Avec « Bone Structure », le projet Dolder franchit une étape décisive, s’ancrant plus profondément dans un univers où la mélancolie devient une matière première lumineuse. Enregistré sous les grat-ciel de New York aux côtés du producteur Oli Deakin (connu pour son travail avec CMAT), ce nouveau single s’impose comme une pièce maîtresse d’indie-pop alternative, à la fois vaporeuse et intensément organique.
Au cœur de cette chronique du désenchantement, Dani et Zara explorent le concept de « limerence nébuleuse ». Ce sentiment, mélange d’obsession et d’attraction involontaire, décrit cette soif inextinguible pour une personne que l’on sait pourtant néfaste. La plume est ici chirurgicale, oscillant entre une fureur contenue et une tendresse déchirante. On y dépeint avec brio ce processus lent et insidieux où l’on perd de vue sa propre identité à force de graviter autour d’un autre.
Musicalement, le titre baigne dans une nostalgie cotonneuse. Les nappes de synthétiseurs s’entrelacent à des percussions discrètes, créant un écrin protecteur pour une voix qui refuse de choisir entre colère et résignation.

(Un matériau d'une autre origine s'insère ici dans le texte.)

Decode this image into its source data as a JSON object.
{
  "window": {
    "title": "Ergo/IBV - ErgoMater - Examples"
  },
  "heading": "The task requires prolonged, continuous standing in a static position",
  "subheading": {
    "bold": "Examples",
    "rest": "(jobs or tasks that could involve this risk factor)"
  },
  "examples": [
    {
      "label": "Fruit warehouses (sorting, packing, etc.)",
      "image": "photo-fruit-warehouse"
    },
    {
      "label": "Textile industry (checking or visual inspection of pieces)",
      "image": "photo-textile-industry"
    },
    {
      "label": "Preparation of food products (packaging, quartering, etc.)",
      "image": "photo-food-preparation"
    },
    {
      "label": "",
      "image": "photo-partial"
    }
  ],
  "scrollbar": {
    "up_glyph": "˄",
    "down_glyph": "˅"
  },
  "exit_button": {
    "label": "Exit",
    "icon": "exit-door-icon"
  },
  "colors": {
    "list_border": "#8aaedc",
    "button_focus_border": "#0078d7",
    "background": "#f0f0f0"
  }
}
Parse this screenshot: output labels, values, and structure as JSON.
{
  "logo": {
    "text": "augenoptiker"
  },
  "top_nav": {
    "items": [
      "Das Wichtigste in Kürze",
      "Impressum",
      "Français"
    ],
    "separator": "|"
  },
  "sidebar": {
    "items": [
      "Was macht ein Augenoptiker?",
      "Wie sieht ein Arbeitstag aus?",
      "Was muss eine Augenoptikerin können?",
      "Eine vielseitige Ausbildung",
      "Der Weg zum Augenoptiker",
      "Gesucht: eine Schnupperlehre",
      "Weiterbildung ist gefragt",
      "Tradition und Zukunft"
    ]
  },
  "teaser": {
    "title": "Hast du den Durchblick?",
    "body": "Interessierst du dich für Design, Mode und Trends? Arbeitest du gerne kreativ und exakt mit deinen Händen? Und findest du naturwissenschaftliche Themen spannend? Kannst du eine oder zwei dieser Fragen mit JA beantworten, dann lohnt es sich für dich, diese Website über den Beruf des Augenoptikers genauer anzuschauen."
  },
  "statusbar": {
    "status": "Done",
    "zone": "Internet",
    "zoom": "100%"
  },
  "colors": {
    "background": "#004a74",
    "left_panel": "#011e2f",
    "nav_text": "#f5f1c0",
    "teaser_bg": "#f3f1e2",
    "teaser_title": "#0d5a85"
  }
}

C’est là toute la force de Dolder : transformer la toxicité d’un lien en une esthétique « sad girl pop » d’une élégance rare. En s’accrochant aux détails physiques — cette fameuse « structure osseuse » — pour occulter la détresse émotionnelle, le duo livre un hymne introspectif vibrant.
Plus qu’une simple chanson, « Bone Structure » est le portrait sonore d’une chute libre, sublimée par une production new-yorkaise qui redonne ses lettres de noblesse à la pop de chambre.